Ben de kırgınım herkes gibi. Kimselere anlatamadığım sırrımı burada anlatıp kurtulmak istiyorum. Orada neden anlatmadığımı herkes biliyor. Başka gözlerin üzerimde olduğunu biliyorum. “Bakmayın bana!” diyemiyorum. Ben ne dersem diyeyim, gene de bakacaklar. Sonsuza dek burada kalamayacağımı da biliyorum. Anlarlar. Çekip gittiğimi anlarlar. Geri döndüğümde aralarına almazlar. O gözleri özler olurum. Beni yalnızlığıma terk ederler. Bunu istemiyorum. Kısa bir ziyaret sadece bu. Kendimi bir an olsun özgür bırakma isteğimden.

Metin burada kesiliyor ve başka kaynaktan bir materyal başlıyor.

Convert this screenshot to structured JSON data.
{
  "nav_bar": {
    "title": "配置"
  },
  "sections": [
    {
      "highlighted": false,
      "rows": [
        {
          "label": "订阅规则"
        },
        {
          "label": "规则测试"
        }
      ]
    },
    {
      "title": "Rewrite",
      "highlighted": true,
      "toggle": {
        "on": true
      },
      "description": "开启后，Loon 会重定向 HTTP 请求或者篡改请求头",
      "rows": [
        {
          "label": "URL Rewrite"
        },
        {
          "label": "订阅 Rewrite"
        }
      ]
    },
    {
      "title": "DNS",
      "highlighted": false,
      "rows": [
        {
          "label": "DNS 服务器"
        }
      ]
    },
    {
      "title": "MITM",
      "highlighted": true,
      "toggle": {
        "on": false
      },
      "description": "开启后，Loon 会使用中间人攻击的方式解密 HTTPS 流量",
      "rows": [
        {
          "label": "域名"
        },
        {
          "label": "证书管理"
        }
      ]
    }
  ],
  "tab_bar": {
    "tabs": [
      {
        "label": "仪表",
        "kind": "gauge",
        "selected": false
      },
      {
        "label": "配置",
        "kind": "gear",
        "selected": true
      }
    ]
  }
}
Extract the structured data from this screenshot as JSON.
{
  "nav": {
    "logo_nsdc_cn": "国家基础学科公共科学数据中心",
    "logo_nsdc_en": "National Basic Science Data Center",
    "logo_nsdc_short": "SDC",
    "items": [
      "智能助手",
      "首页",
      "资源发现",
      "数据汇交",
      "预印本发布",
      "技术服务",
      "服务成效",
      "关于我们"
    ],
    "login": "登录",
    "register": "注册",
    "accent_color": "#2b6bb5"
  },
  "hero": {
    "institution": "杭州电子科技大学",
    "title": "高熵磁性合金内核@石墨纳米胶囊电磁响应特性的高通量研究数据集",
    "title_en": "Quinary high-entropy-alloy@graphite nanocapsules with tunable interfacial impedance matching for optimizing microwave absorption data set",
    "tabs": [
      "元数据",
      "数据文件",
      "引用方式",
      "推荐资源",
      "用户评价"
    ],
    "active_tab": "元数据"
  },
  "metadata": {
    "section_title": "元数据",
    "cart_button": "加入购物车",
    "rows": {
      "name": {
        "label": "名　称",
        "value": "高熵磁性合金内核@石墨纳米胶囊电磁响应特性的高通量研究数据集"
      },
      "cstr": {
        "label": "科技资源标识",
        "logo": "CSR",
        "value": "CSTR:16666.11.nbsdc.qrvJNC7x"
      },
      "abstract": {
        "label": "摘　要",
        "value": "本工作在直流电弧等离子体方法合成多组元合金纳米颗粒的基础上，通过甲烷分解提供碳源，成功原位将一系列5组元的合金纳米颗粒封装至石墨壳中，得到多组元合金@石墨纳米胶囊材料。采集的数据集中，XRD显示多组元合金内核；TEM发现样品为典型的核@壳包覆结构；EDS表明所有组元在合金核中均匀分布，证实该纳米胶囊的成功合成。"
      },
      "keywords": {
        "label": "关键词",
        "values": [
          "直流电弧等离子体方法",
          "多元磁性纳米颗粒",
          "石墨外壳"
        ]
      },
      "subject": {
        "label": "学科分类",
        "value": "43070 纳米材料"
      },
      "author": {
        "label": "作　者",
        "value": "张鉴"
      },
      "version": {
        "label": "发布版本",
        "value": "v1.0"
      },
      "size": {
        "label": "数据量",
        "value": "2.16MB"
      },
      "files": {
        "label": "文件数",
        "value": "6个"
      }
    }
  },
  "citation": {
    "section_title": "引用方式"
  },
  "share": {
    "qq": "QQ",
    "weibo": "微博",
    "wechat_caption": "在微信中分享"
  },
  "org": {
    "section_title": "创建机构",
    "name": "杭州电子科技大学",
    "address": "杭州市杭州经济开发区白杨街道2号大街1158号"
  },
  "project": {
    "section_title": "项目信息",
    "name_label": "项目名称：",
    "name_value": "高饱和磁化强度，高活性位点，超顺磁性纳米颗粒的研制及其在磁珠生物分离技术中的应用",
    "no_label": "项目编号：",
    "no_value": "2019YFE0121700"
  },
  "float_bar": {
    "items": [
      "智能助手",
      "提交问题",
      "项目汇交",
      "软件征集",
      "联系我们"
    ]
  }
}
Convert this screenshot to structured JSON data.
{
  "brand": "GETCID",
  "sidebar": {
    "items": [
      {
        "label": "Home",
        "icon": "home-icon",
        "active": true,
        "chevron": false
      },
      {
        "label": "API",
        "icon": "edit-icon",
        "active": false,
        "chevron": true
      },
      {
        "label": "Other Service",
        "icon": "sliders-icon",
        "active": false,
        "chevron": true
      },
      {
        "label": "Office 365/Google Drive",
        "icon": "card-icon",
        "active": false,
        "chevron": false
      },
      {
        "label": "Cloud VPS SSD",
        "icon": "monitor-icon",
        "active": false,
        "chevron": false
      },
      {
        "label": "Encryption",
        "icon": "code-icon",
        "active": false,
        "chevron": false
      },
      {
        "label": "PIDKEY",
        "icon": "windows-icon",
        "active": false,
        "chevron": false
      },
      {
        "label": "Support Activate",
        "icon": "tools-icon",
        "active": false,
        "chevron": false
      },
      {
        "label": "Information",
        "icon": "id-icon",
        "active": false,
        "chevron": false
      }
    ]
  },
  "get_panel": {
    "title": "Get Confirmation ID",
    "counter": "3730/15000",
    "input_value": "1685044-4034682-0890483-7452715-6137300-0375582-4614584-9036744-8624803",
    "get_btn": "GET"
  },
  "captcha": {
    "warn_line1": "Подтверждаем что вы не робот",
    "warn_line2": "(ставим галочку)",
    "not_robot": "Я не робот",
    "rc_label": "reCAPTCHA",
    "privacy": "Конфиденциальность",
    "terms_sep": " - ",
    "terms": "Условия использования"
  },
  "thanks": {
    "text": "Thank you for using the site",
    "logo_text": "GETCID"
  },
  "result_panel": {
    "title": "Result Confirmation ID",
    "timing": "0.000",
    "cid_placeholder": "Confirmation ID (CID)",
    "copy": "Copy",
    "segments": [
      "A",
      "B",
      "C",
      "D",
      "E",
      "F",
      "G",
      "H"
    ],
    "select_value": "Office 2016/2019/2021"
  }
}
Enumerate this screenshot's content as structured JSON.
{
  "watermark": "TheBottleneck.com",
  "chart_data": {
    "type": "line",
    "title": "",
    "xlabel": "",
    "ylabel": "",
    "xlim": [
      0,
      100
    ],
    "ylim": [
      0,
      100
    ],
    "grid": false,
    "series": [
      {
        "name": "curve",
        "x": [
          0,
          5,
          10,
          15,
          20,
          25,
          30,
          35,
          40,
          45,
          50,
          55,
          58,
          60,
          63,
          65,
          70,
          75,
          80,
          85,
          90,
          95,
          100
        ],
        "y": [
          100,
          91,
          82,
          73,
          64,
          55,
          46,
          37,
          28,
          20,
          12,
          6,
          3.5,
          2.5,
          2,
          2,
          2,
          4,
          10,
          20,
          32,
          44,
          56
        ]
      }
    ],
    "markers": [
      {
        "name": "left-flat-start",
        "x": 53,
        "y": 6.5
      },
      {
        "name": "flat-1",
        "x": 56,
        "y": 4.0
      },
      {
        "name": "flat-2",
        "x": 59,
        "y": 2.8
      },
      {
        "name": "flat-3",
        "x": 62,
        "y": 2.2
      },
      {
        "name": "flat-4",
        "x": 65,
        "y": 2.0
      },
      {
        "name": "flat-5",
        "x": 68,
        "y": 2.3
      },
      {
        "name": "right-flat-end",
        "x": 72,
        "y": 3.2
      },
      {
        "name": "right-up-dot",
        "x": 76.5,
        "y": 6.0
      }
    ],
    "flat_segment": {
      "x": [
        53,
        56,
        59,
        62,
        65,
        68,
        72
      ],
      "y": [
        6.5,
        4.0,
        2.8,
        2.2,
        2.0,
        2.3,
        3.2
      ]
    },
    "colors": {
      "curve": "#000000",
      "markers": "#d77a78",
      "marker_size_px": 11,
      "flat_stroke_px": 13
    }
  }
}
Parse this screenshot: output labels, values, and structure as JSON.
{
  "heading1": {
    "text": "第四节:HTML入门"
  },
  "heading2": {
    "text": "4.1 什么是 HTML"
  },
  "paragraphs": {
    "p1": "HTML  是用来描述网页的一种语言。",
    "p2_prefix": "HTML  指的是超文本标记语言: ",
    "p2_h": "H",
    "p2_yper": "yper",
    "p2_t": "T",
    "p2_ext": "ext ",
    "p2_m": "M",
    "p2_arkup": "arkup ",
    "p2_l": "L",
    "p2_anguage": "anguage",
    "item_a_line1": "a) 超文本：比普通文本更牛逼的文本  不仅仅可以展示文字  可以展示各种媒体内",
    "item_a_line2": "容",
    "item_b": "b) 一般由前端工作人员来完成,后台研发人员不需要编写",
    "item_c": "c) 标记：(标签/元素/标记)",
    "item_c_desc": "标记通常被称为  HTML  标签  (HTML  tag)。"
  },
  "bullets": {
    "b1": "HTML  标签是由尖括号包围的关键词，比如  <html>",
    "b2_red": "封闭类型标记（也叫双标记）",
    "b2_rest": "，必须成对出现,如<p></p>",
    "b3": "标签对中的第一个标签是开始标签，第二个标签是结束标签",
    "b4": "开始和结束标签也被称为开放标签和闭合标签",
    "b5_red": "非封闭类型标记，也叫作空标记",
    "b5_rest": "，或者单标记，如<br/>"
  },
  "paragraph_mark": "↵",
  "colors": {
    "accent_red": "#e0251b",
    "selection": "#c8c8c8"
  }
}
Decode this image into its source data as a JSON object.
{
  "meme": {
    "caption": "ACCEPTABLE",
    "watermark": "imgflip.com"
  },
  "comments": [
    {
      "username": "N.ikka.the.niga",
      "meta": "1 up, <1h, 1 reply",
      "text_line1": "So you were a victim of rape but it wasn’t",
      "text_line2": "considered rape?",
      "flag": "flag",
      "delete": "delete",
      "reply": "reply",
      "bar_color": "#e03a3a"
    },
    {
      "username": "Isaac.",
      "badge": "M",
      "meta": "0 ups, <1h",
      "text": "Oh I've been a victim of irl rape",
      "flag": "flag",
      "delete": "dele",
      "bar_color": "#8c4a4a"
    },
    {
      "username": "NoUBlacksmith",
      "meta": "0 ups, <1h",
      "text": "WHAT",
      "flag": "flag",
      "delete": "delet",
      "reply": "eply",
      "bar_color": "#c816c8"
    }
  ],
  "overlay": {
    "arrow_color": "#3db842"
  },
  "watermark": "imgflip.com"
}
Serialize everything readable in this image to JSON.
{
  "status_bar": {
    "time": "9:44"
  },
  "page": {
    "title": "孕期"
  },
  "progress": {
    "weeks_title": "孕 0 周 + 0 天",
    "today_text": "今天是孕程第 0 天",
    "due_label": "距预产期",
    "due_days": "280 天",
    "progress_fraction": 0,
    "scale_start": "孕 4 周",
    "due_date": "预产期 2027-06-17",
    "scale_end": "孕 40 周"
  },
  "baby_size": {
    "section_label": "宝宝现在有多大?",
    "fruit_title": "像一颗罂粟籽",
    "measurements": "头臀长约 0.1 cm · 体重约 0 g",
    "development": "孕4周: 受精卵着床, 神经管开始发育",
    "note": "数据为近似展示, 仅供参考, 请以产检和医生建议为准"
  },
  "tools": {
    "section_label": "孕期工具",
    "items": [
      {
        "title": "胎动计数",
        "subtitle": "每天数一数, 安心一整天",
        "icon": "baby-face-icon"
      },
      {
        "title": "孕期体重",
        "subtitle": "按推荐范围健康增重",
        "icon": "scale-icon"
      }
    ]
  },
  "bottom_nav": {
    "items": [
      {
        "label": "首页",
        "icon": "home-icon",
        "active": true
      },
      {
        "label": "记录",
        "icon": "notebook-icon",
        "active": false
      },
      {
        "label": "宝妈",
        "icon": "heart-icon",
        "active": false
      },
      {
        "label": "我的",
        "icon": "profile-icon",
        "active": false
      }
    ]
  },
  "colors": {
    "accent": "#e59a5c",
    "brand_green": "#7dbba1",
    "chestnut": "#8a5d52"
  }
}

Gözlerimi kapatıp, sanki buralara aitmişim gibi hissetmeye çalıştım. Böyle olursa, kendimi bir az olsun daha rahat hissederim diye düşündüm. Yanılmışım. Geldiğim yerin kalıntıları hâlâ üzerimde. Atamıyorum onları. Yakamı bırakmıyor gözler. Bir çift gözün hayali bile yetiyor bana. Tir tir titriyorum. Nasıl bu hâle geldim diye düşünüyorum.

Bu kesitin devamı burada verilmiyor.